When they left together for the Holt, Strongbow lingered untli he found Bearclaw's sword, hidden where it had skidded to a halt between the roots of a great oak.
***
** I don't understand, ** he sent, later, to Joyleaf and Moonshade where they sat companionably working. ** He has saved our lives many eights of times, and never with an ill word. Why does he object to good returned to him? **
Moonshade gave a little shrug. Joyleaf's fingers didn't pause on the leather she was cutting, but she sighed, and said, "He must always be the strongest. Surely you of all the tribe understand that?"
** 'Of all the tribe?' **
"You are most like him," Joyleaf said. "You never back down, either. ...You are also most unlike him, silent one. It is a combination sure to make you love or hate each other."
"Or both," Moonshade added, with a little smile curving her full mouth.
***
Bearclaw found him an eight-of-days later, sitting beside the stream, thinking. He stood for a while at Strongbow's side, unspeaking. Strongbow, ever comfortable with silence, said nothing either.

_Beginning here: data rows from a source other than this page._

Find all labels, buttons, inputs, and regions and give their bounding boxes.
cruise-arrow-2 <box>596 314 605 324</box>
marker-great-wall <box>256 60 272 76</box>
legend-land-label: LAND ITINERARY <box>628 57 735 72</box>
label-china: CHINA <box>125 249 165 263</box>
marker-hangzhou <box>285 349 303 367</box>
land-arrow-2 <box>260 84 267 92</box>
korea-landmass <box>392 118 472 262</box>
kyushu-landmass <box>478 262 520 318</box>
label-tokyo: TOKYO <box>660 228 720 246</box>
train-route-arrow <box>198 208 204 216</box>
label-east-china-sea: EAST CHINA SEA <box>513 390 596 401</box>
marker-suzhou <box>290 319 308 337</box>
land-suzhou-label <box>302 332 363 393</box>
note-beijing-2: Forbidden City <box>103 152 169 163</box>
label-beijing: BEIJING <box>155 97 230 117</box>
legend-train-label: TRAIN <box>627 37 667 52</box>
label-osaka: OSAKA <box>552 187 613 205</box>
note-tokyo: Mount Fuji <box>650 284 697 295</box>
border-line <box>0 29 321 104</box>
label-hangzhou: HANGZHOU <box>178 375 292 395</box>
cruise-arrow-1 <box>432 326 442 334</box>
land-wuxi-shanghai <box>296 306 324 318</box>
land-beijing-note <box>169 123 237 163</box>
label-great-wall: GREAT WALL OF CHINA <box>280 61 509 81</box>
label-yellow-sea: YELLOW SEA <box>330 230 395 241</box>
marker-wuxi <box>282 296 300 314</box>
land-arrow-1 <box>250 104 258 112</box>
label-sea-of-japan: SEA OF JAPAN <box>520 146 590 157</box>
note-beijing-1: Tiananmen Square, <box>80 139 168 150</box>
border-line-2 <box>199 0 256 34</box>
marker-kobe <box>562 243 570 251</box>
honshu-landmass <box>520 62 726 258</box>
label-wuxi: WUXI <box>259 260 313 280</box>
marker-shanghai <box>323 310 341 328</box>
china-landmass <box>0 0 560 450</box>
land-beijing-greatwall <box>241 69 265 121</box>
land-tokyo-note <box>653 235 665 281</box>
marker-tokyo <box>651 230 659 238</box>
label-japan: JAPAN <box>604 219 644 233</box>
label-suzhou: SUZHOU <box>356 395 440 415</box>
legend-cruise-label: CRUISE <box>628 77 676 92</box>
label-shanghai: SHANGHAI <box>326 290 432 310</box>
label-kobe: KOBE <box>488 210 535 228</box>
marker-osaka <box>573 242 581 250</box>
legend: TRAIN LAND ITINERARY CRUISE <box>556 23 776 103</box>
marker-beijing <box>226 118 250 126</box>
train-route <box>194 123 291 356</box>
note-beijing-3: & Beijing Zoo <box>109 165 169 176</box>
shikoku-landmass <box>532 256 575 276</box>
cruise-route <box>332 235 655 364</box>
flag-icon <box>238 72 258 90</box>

"Thank you," Bearclaw said. Never had Strongbow heard the words more grudging, as though they had been wrung from him.
** You would have done the same for me, ** he sent. ** You have done the same for me. And for all of us. **
Beaclaw made a dismissive gesture and scowled. "I am your chief. A poor one I would be if I let you come to any real harm that I could prevent."
Strongbow stood. ** You are my chief, ** he agreed. ** And a poor wolf in your pack I would be, to stand by and watch you come to harm. **
Bearclaw grunted. Strongbow nodded, and stepped past him, moving back toward the Holt, until his chief's voice stopped him: "Strongbow."
** Yes? **
"You are not as young or as inexperienced as I thought."
Which was a shock -- Bearclaw never admitted to a mistake, except to Joyleaf and even then very rarely. Strongbow turned a little, mouth open, to look at him. Turned, as it happend, right into Bearclaw, who caught his shoulder in one broad hand and touched his mouth to Strongbow's neck. Strongbow felt the rough brush of his beard, the warmth of his lips. His eyes shot up to meet Bearclaw's, startled, and he sent, ** Bearclaw? **
** You're a bit like me, ** Bearclaw sent. ** I like that. **
Strongbow licked his lips. ** I have admired you always, ever since -- **
Bearclaw laughed. "Silence is one of your virtues, archer," he said; "don't ruin the moment."
They wound up in his den; no one saw them slip there but Joyleaf, who gave them a secret smile and continued on her way. They were neither of them inexperienced, and they were neither of them inclined to give in, so it was all struggle at first -- Bearclaw snarling and laughing, Strongbow silent as ever, until challenge gave way to pleasure and they locked around each other.
Their minds touched, fleeting at first and then more often, not so much with words as images, feelings. They did not come close to one another's soul names, of course -- but deep in the moment Strongbow felt in his mind the thick pelt of the bear, the rushing of blood in one's ears during mortal battle, the smell of snow and pine trees, the two moons riding thin and high on the dark sky. Afterwards he lay gasping, and was glad for his own habitual silence, which allowed him to enjoy the remembered images without trying to put them in words.
But after a time he sent, dryly, ** Next time we hunt bear, will you let me do something other than brush-beating? **
Bearclaw laughed. "I'm not sure I'd go that far, archer," he said, and Strongbow laughed, and sighed, and put his hand over his eyes.